The third and final grand tour of the season, August 25 to September 16, will travel south to north. After stages along the Portuguese border and those in Asturias, the Basque Country, and Andorra, it will finish in Madrid. Nine summit finishes are expected to punctuate the next edition.
Only the two time trials — one on stage 1 in Málaga and one at a yet-unknown location during the third week, perhaps in Torrelavega — will balance the short, punchy mountain stages.
Comparable stages defined past editions. Tom Dumoulin (Sunweb) took control early in the 2015 edition before narrowly losing to Fabio Aru (UAE Team Emirates), Nairo Quintana (Movistar) took red with an ambush in 2016.
A similar 2017 route with multiple short mountain stages saw Tour de France champion Chris Froome (Sky) win the race over Vincenzo Nibali (Bahrain-Merida). However, the title is up in the air after test results showed he overused asthma drug Salbutamol.
Spanish media have leaked most of the stages that make up the three weeks. The popular Andalusian port city of Málaga will launch the Vuelta with a nine-kilometer individual time trial.
Critics cannot accuse organizer Unipublic of taking a siesta, as it cuts right into the meat of the 2018 edition on day two with a summit finish.
Caminito del Rey, where Esteban Chaves won in 2015, is the first of the nine summit finishes. Some will be long, high-altitude runs and others not so much — this one is four kilometers with sections of 13 percent.
The formula will be familiar to Vuelta fans. Organizers should favor shorter stages from 150 to 200 kilometers. Only one or two stages may surpass 200 kilometers. The climbs mostly appear late in the day during live TV coverage.
“The Vuelta has a very strong personality and easy to identify, short stages combined with ramps, mountains,” race director Javier Guillén told VeloNews last year. “And something that I think is very specific to the Vuelta, new climbs combined with traditional summits.”

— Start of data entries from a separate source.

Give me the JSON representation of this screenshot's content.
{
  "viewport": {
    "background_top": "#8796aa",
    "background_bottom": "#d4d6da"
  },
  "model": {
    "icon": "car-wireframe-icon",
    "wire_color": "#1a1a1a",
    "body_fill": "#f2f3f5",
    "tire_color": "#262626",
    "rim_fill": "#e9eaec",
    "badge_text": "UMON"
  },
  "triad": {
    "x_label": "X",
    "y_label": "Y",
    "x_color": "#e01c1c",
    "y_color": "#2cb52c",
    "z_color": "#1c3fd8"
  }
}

Spanish website Zikloland reported that Guillén and Unipublic “maintained the Vuelta’s model.”
La Alfaguara, north of Granada, ends the fourth day with 12 kilometers uphill and ramps up to 20 percent. The climbing continues with La Covatilla, south of Salamanca and east of Portugal, as the Vuelta works its way north.
Near León, the race will return to climb La Camperona. It starts a series of three summit finishes in the second week. The race should travel east into Asturias for summit finishes, one reported at Lagos de Covadonga and another, a new one, at Les Praeres.

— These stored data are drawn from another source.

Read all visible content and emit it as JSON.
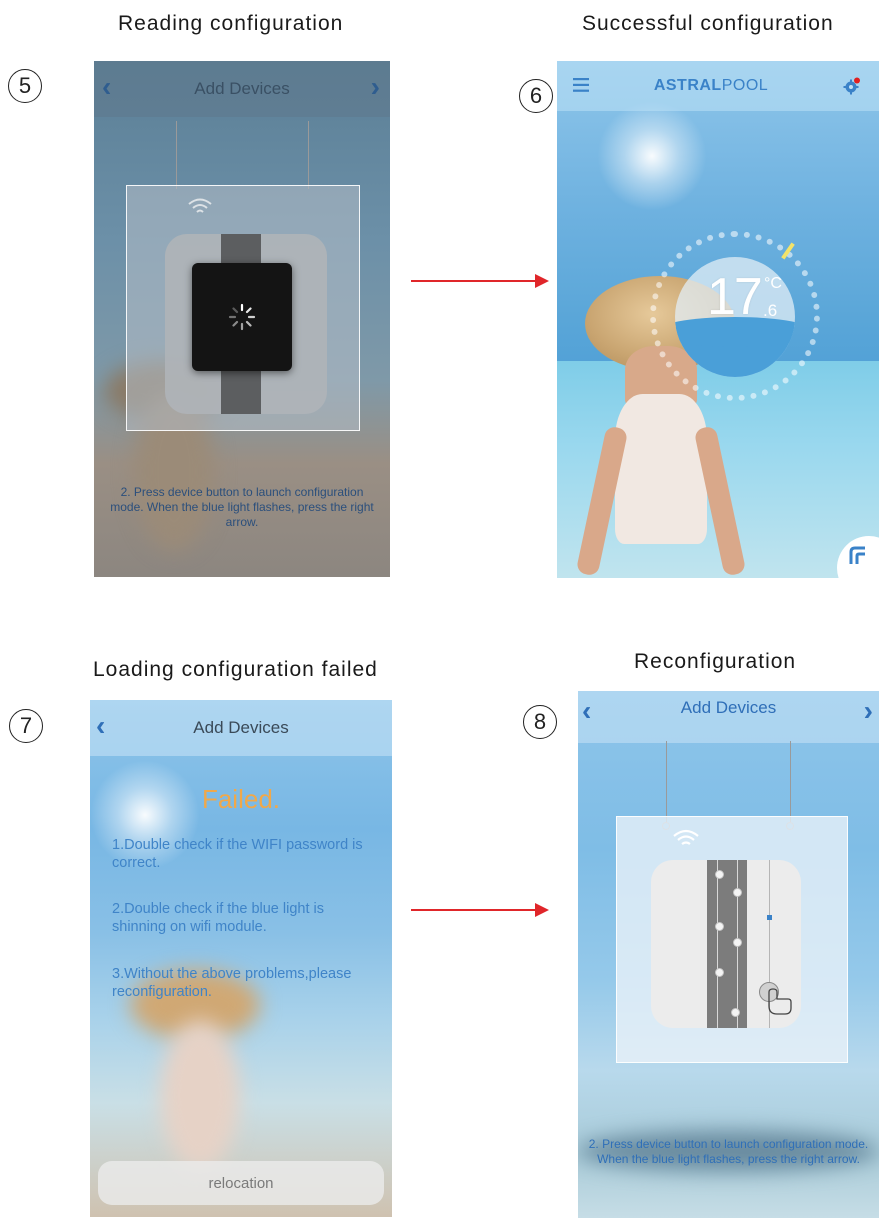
{
  "steps": [
    {
      "number": "5",
      "caption": "Reading configuration",
      "nav_title": "Add Devices",
      "back_icon": "chevron-left-icon",
      "forward_icon": "chevron-right-icon",
      "loading_icon": "spinner-icon",
      "instruction": "2. Press device button to launch configuration mode. When the blue light flashes, press the right arrow."
    },
    {
      "number": "6",
      "caption": "Successful configuration",
      "brand_bold": "ASTRAL",
      "brand_light": "POOL",
      "menu_icon": "hamburger-menu-icon",
      "settings_icon": "gear-icon",
      "temperature_whole": "17",
      "temperature_unit": "°C",
      "temperature_decimal": ".6",
      "fab_icon": "corner-arrow-icon"
    },
    {
      "number": "7",
      "caption": "Loading configuration failed",
      "nav_title": "Add Devices",
      "back_icon": "chevron-left-icon",
      "failed_title": "Failed.",
      "items": [
        "1.Double check if the WIFI password is correct.",
        "2.Double check if the blue light is shinning on wifi module.",
        "3.Without the above problems,please reconfiguration."
      ],
      "button_label": "relocation"
    },
    {
      "number": "8",
      "caption": "Reconfiguration",
      "nav_title": "Add Devices",
      "back_icon": "chevron-left-icon",
      "forward_icon": "chevron-right-icon",
      "instruction": "2. Press device button to launch configuration mode. When the blue light flashes, press the right arrow."
    }
  ],
  "colors": {
    "arrow": "#e0262a",
    "accent_blue": "#3a82c8",
    "failed_orange": "#f0a84a",
    "notification_red": "#e02020"
  }
}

Les Praeres is similar to Los Machucos in 2017. Though the roads do not tilt quite as steep as 28 percent, they remain in the double digits for the short four-plus-kilometer climb.
The Basque Country, Monte Oiz, and two days in the Principality of Andorra on Spain’s northern border will sort the final classification. The final day, like most of the Vuelta’s last 72 editions, finishes in Madrid.